Location
- 20 Jiushui Road, Licang Qingdao, Shandong China 36°09′27″N 120°25′54″E﻿ / ﻿36.157524°N 120.431779°E

Information
- School type: Public
- Motto: 追求卓越，报效祖国 (Pursue excellence and serve the motherland.)
- Established: 1952
- Principal: Yuan Guobin
- Teaching staff: 165
- Average class size: 50
- Language: Mandarin
- Campus size: 96 acres

= Qingdao No. 58 School =

The Qingdao No. 58 High School (山东省青岛五十八中) is a boarding school in Qingdao, China. It has the highest cut-off scores in the senior-high school entrance examinations for acceptance. Over 90% of graduates get into tier one Chinese universities and some get accepted into top universities in the U.S and U.K, an impressive record among the schools in Shandong province. It's ranked as the 44th best high school in China by Ameson Chinese High School Ranking.

The school has 165 full-time teachers, which includes 52 senior teachers, one national outstanding teacher, 16 Shandong provincial special-grade teachers and 92 Qingdao special-grade teachers. Most of them hold a Ph.D. or a master's degree.

It has been awarded the honorary titles of the "Shandong Province Model teaching school" and the "Provincial and Civilized Unit".

In 2015, the school has been accepted as a member of the "National Advanced Education Group", the highest national accolade for a public school.

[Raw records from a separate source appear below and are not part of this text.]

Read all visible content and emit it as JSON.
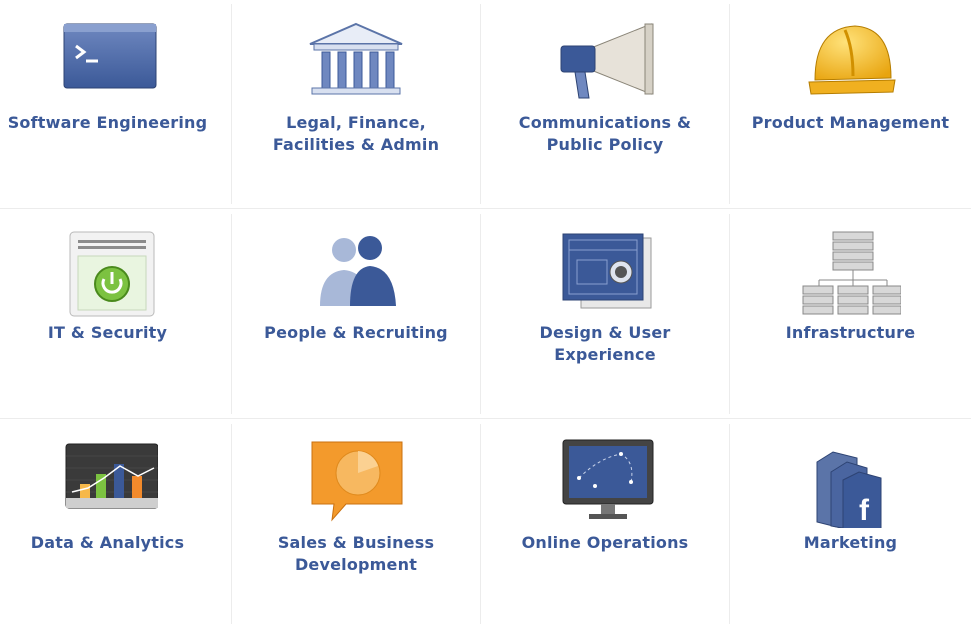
{
  "categories": [
    {
      "label": "Software Engineering",
      "icon": "terminal-icon"
    },
    {
      "label": "Legal, Finance, Facilities & Admin",
      "icon": "bank-building-icon"
    },
    {
      "label": "Communications & Public Policy",
      "icon": "megaphone-icon"
    },
    {
      "label": "Product Management",
      "icon": "hard-hat-icon"
    },
    {
      "label": "IT & Security",
      "icon": "power-server-icon"
    },
    {
      "label": "People & Recruiting",
      "icon": "people-silhouettes-icon"
    },
    {
      "label": "Design & User Experience",
      "icon": "blueprint-icon"
    },
    {
      "label": "Infrastructure",
      "icon": "server-network-icon"
    },
    {
      "label": "Data & Analytics",
      "icon": "analytics-chart-icon"
    },
    {
      "label": "Sales & Business Development",
      "icon": "sales-chat-bubble-icon"
    },
    {
      "label": "Online Operations",
      "icon": "monitor-icon"
    },
    {
      "label": "Marketing",
      "icon": "facebook-books-icon"
    }
  ],
  "colors": {
    "label": "#3b5998",
    "divider": "#ececec"
  }
}
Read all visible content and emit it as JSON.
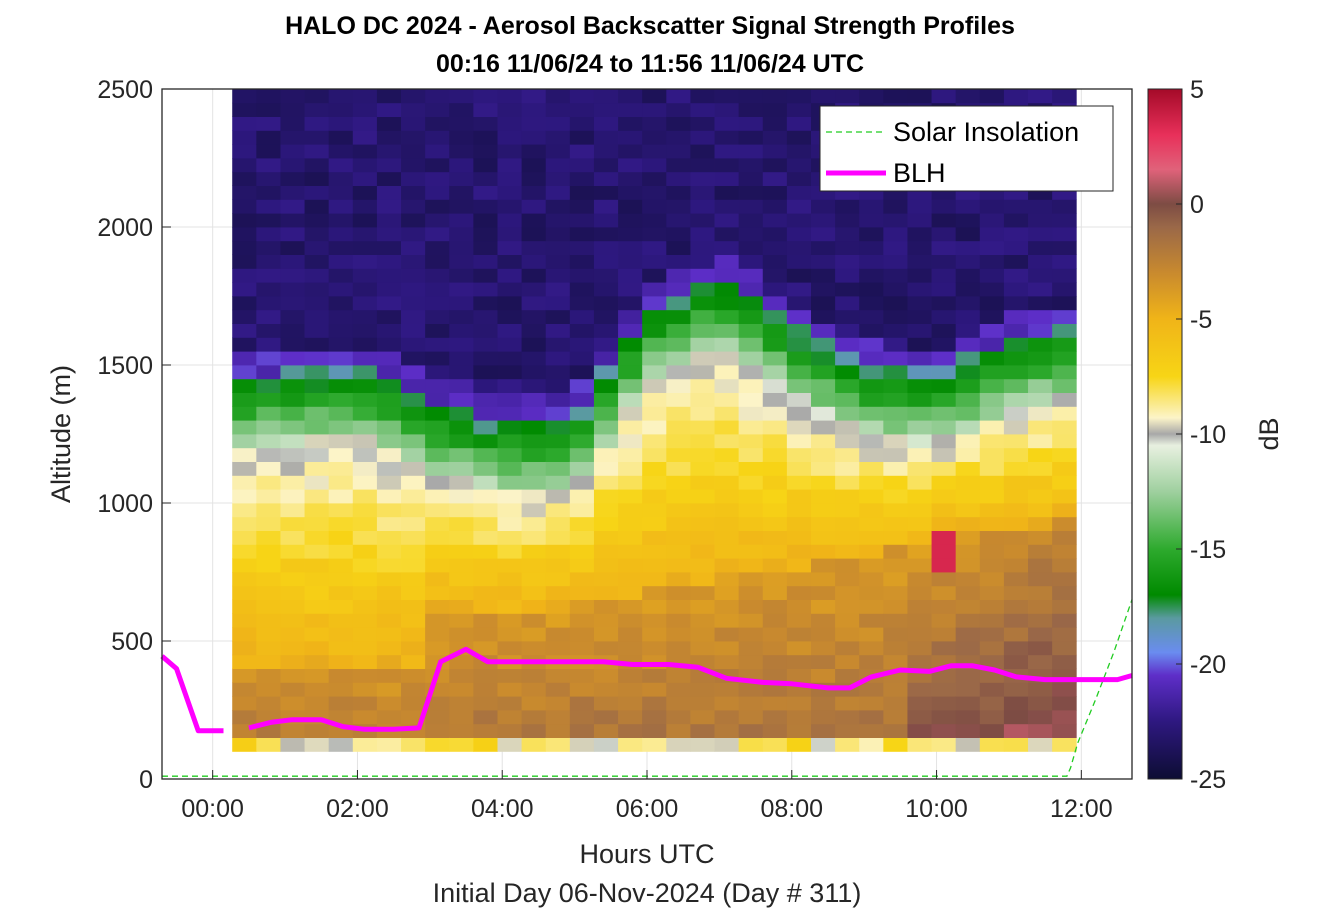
{
  "chart_data": {
    "type": "heatmap",
    "title": "HALO DC 2024 - Aerosol Backscatter Signal Strength Profiles",
    "subtitle": "00:16 11/06/24 to 11:56 11/06/24  UTC",
    "xlabel": "Hours UTC",
    "xlabel2": "Initial Day 06-Nov-2024 (Day # 311)",
    "ylabel": "Altitude (m)",
    "xlim": [
      -0.7,
      12.7
    ],
    "ylim": [
      0,
      2500
    ],
    "x_ticks": [
      0,
      2,
      4,
      6,
      8,
      10,
      12
    ],
    "x_tick_labels": [
      "00:00",
      "02:00",
      "04:00",
      "06:00",
      "08:00",
      "10:00",
      "12:00"
    ],
    "y_ticks": [
      0,
      500,
      1000,
      1500,
      2000,
      2500
    ],
    "y_tick_labels": [
      "0",
      "500",
      "1000",
      "1500",
      "2000",
      "2500"
    ],
    "grid": true,
    "legend_position": "top-right",
    "heatmap": {
      "x_start": 0.27,
      "x_end": 11.93,
      "y_bottom": 100,
      "y_top": 2500,
      "columns": 35,
      "rows": 48,
      "colorbar_label": "dB",
      "colorbar_range": [
        -25,
        5
      ],
      "colorbar_ticks": [
        5,
        0,
        -5,
        -10,
        -15,
        -20,
        -25
      ],
      "colorbar_tick_labels": [
        "5",
        "0",
        "-5",
        "-10",
        "-15",
        "-20",
        "-25"
      ],
      "colormap_stops": [
        {
          "v": -25,
          "c": "#0d0d33"
        },
        {
          "v": -22.5,
          "c": "#2e1880"
        },
        {
          "v": -20.5,
          "c": "#5e2ec8"
        },
        {
          "v": -19.5,
          "c": "#6a8cf0"
        },
        {
          "v": -18,
          "c": "#5a9aa0"
        },
        {
          "v": -17,
          "c": "#008a00"
        },
        {
          "v": -15,
          "c": "#2eaa2e"
        },
        {
          "v": -12.5,
          "c": "#9fd09f"
        },
        {
          "v": -10.5,
          "c": "#e8f0e0"
        },
        {
          "v": -10,
          "c": "#a8a8a8"
        },
        {
          "v": -9.3,
          "c": "#fcf4c8"
        },
        {
          "v": -7.5,
          "c": "#f7d516"
        },
        {
          "v": -5,
          "c": "#f0b418"
        },
        {
          "v": -3,
          "c": "#c98a2e"
        },
        {
          "v": -1,
          "c": "#9a6848"
        },
        {
          "v": 0,
          "c": "#7d4c44"
        },
        {
          "v": 1.5,
          "c": "#e0627a"
        },
        {
          "v": 3,
          "c": "#e8305a"
        },
        {
          "v": 5,
          "c": "#a40a28"
        }
      ]
    },
    "series": [
      {
        "name": "Solar Insolation",
        "style": "dashed",
        "color": "#22cc22",
        "x": [
          -0.7,
          11.8,
          11.85,
          11.95,
          12.2,
          12.45,
          12.7
        ],
        "y": [
          10,
          10,
          40,
          130,
          290,
          460,
          650
        ]
      },
      {
        "name": "BLH",
        "style": "solid",
        "color": "#ff00ff",
        "segments": [
          {
            "x": [
              -0.7,
              -0.5,
              -0.2,
              0.15
            ],
            "y": [
              445,
              400,
              175,
              175
            ]
          },
          {
            "x": [
              0.5,
              0.8,
              1.1,
              1.5,
              1.8,
              2.1,
              2.5,
              2.85,
              3.15,
              3.5,
              3.8,
              4.2,
              4.6,
              5.0,
              5.4,
              5.8,
              6.3,
              6.7,
              7.1,
              7.6,
              8.0,
              8.5,
              8.8,
              9.1,
              9.5,
              9.9,
              10.2,
              10.5,
              10.8,
              11.1,
              11.5,
              12.0,
              12.5,
              12.7
            ],
            "y": [
              185,
              205,
              215,
              215,
              190,
              180,
              180,
              185,
              425,
              470,
              425,
              425,
              425,
              425,
              425,
              415,
              415,
              405,
              365,
              350,
              345,
              330,
              330,
              370,
              395,
              390,
              410,
              410,
              395,
              370,
              360,
              360,
              360,
              375
            ]
          }
        ]
      }
    ]
  }
}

In 2015, the school established an international department. Students in the international department can have two diplomas after graduation, one from Qingdao No.58 School and the other one from QiLu Sino-Canadian International school. Over the years, many students from the international department have been admitted into numerous great universities around the world.

== History ==
The school was founded in 1952, as Qingdao No. 5 High School. In 1969, it was renamed to Laoshan No. 1 High School. In 1994, it was renamed to Qingdao No. 58 High School. Now, it is a standardized school in Shandong province, and one of the Informatization Pilot Schools in China.

== International Cooperation ==
- With Darien High School in Connecticut, USA Students can visit the Darien High School for two weeks in the fall and a DHS delegation of students travel back to China in the spring through the school's student exchange program. In June 2007, HSBC Bank, which was about to open a branch in town, donated $12,000 to the program.
- With Willstätter High School in Bavaria, Germany Since 2001, Qingdao No. 58 High School has been in contact with Willstätter High School and built a strong relationship with it.

== Established-60-year anniversary ==

On October 6, 2012, Qingdao No. 58 School held a celebration due to its Established-60-year anniversary. The celebration is doomed to be involved in the history of Qingdao No. 58 School and be engraved on every students' and teachers' heart.